I have been thinking about this the past few days, and have come to the conclusion that it's really bad news. The centrist-to-soft-progressive establishment does have people with a will to power (i.e. to wield power and foist their vision upon others simply due to their conviction that it is right; in other words, to act politically). Its only acceptable cultural expression, however, is hidden under layers of bureaucracy and disguised with an entire specialized lexicon. Samantha Power and Anne-Marie Slaughter (great names btw) were only able to bomb all those countries because they had advanced degrees from elite institutions and an entire appendix of institutional positions that allowed them to wield power, which is clearly what they wanted to do. Perhaps the best example of this culture of "hiding" the power you really have a libidinal desire to wield, comes from a recent piece by Lily Lynch on former Finnish prime minister Sanna Marin, where her true motivation briefly breaks cover:

In Chappaqua, Marin didn’t hold back. ‘I love power’, she told the audience. Power, she confided, is the thing she missed most about being prime minister. After all the contrived effort to present an image of feel-good millennial relatability, and all the feigned Nordic modesty, it was an admission that finally felt honest.

This model was partly a victim of its own contradictions, where the middle-class politesse developed in academia meant that all voices and perspectives had to be listened to and respected. This became its own moral economy which obviously cut against, and to a degree ate into, the actual stakes on offer, of wielding power over others; it also exposed the emptiness of the ideological justification, as there were ever more glaring carve-outs for whose voices in fact did not matter at all (Palestinians being by far the most obvious and devastating example). The result is that the libreal center now has a position on power and a justification for its use that has now essentially collapsed, but that they cant acknowledge as having collapsed; the Powers and Slaughters of today are still constrained by the same ideology, but the ideology patently doesn't make even a rudimentary kind of sense. I think the practical result of this is actually paralysis, but why exactly would take a lot more thought I guess.

Needless to say, the right doesn't have this problem. Power is to be wielded, the right to wield it is won by putting yourself in a position to do so, and collateral damage is to be ignored or justified. Say what you like about the moral vacuum here or the shitload of unintended consequences, but it is at least an effective ideology for doing stuff. It seems to me that anyone who wants to wield power (as is in my view inherent to a kind of unquantifiable portion of the population) will today naturally end up on the right for this reason.

This is a historical anomaly that sets us apart from the 19th century, which (many have by now pointed out) it feels in many ways like we're back in.

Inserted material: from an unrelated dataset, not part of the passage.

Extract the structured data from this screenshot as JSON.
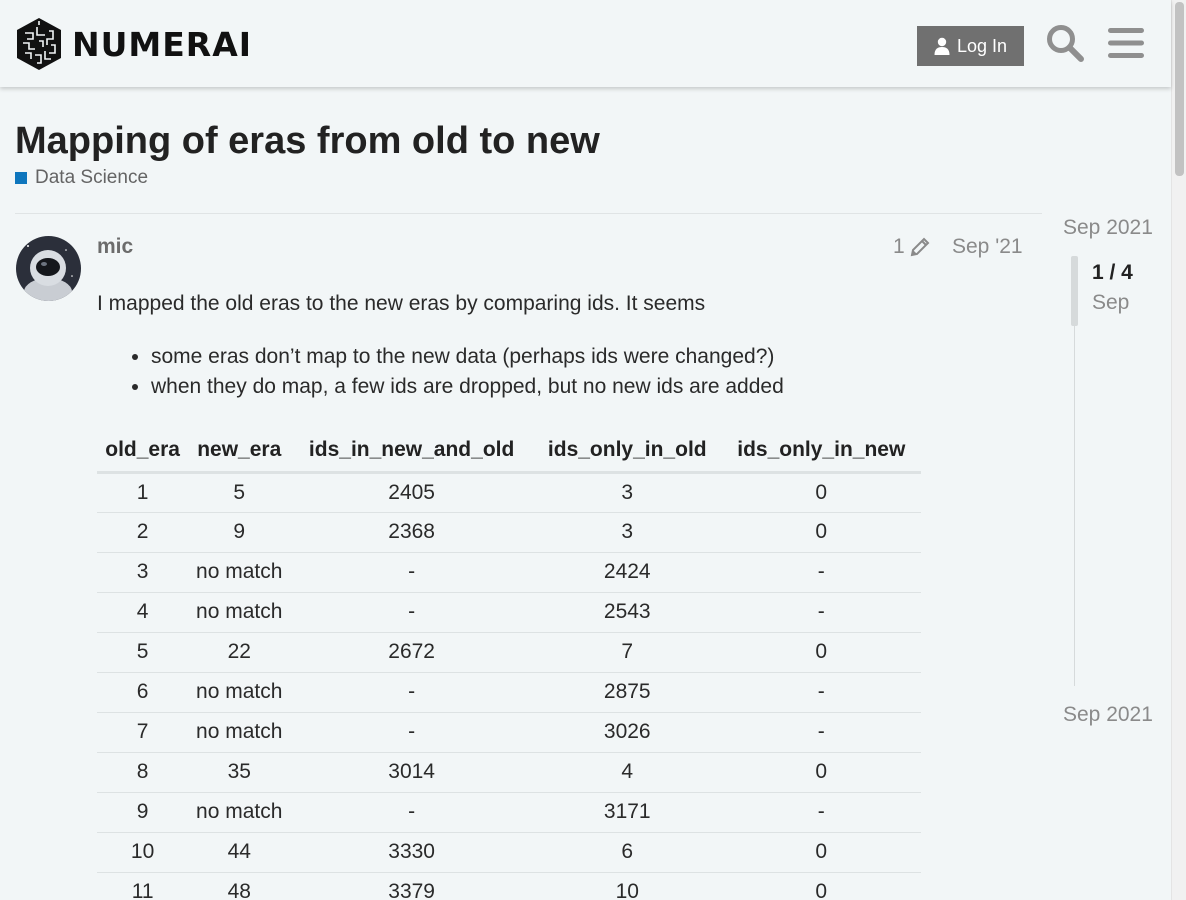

Many 19th-century liberals, let alone radicals, displayed a bravery of action and clarity of principle that is simply unthinkable today (I'm thinking of the actions of someone like Robert Blum in 1848, who gave his life to defend Vienna from the Austrian monarchy). This creates serious trouble for the possibility of anything more than token resistance. All this is to say that once again, until we get rid of the rotting corpse of liberalism and all the ways it's tying us down, we're completely fucking stuck.